L’ingiustizia naturale

par massimiliano bertorelli
venerdì 18 novembre 2011

A chi non è capitato di pronunciare, in particolari circostanze, la fatidica invocazione: non è giusto! Un lecito sfogo dinanzi ad accadimenti che sfuggono alla comune logica, giustificabile in base alle ereditate convenzioni valoriali; una rammaricata percezione che le cose, per natura, non vanno sempre come dovrebbero, o meglio: come noi vorremmo che andassero. 

Voler assegnare alla natura l’idea tipicamente umana di giustizia, l’equità, la volontà sulle singole azioni, è di per sé illogico.

Né soccorre appellarci alla mitologica, paternalistica,talvolta impietosa, attenzione dell’Olimpo nei confronti degli abitanti della Terra. L’attribuzione generalizzata di umani sentimenti, del tentativo di ri-conoscimento bene-male, non trova riscontro in natura, giacché ogni fatto ha origine dal fato, dal caso, da ciò che per l’uomo è insondabile, imperscrutabile.

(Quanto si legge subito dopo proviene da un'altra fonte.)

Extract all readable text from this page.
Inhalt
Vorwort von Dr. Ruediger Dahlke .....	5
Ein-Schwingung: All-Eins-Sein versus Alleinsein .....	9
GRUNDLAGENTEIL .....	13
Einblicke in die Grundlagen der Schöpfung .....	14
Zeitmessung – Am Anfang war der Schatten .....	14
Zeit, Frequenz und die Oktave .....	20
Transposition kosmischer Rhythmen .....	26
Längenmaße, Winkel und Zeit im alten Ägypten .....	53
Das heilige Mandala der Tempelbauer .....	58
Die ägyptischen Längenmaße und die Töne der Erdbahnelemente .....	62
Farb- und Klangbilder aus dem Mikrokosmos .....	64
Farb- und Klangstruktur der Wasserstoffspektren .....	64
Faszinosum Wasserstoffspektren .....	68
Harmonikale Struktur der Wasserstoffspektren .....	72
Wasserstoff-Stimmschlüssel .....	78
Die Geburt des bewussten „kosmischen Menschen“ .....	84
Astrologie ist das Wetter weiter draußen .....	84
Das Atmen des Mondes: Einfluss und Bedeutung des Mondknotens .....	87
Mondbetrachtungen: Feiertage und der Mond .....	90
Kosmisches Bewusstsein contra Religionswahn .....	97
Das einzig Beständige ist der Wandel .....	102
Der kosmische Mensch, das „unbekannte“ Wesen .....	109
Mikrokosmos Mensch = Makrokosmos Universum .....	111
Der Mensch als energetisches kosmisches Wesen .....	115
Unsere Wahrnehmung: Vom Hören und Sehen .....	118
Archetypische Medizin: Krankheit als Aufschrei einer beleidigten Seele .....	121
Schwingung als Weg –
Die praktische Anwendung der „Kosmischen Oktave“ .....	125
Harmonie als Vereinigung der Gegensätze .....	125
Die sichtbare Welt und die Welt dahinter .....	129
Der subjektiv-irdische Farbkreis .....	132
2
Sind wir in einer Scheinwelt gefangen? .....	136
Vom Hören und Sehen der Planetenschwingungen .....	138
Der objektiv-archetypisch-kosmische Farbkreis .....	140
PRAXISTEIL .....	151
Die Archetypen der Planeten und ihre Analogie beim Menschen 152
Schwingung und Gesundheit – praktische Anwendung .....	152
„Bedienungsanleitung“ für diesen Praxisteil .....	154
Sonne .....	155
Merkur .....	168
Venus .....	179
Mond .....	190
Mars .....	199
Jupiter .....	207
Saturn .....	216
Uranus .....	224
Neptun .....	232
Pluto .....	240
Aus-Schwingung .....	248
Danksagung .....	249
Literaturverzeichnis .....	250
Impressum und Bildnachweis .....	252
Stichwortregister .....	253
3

Per analogia, è come pensare, e pretendere, che gli altri ragionino con i nostri parametri di pensiero: e poiché le dinamiche cognitive non rientrano tra le (pochissime) cose soggette al nostro controllo, tantomeno, a maggior ragione, non può rientrarvi il pensiero altrui. La semplicità di tali considerazioni condensa, esemplifica il principio universale della nostra esistenza. Osservare gli eventi può essere educativo, pur avvilente sarà constatare le implacabili differenze tra chi nasce povero, chi ricco, chi bello, chi brutto.

E’ sufficiente fermarsi a queste superficiali considerazioni per comprenderne la casualità, scevra da volontà inflittiva, pur densa di decisive ricadute. La giustizia è nata con e per volere dell’uomo; se la desideriamo, aspettiamocela dal suo inventore, che, pur tuttavia, non ne è sempre stato il garante. La natura è impostata su altre necessità, su traguardi ben più ampi e lungimiranti, più evoluti rispetto alla impercettibile durata della singola vita. La giustizia è correlata alla brevità, all’effimero: l’infinità dell’universo può ben farne a meno.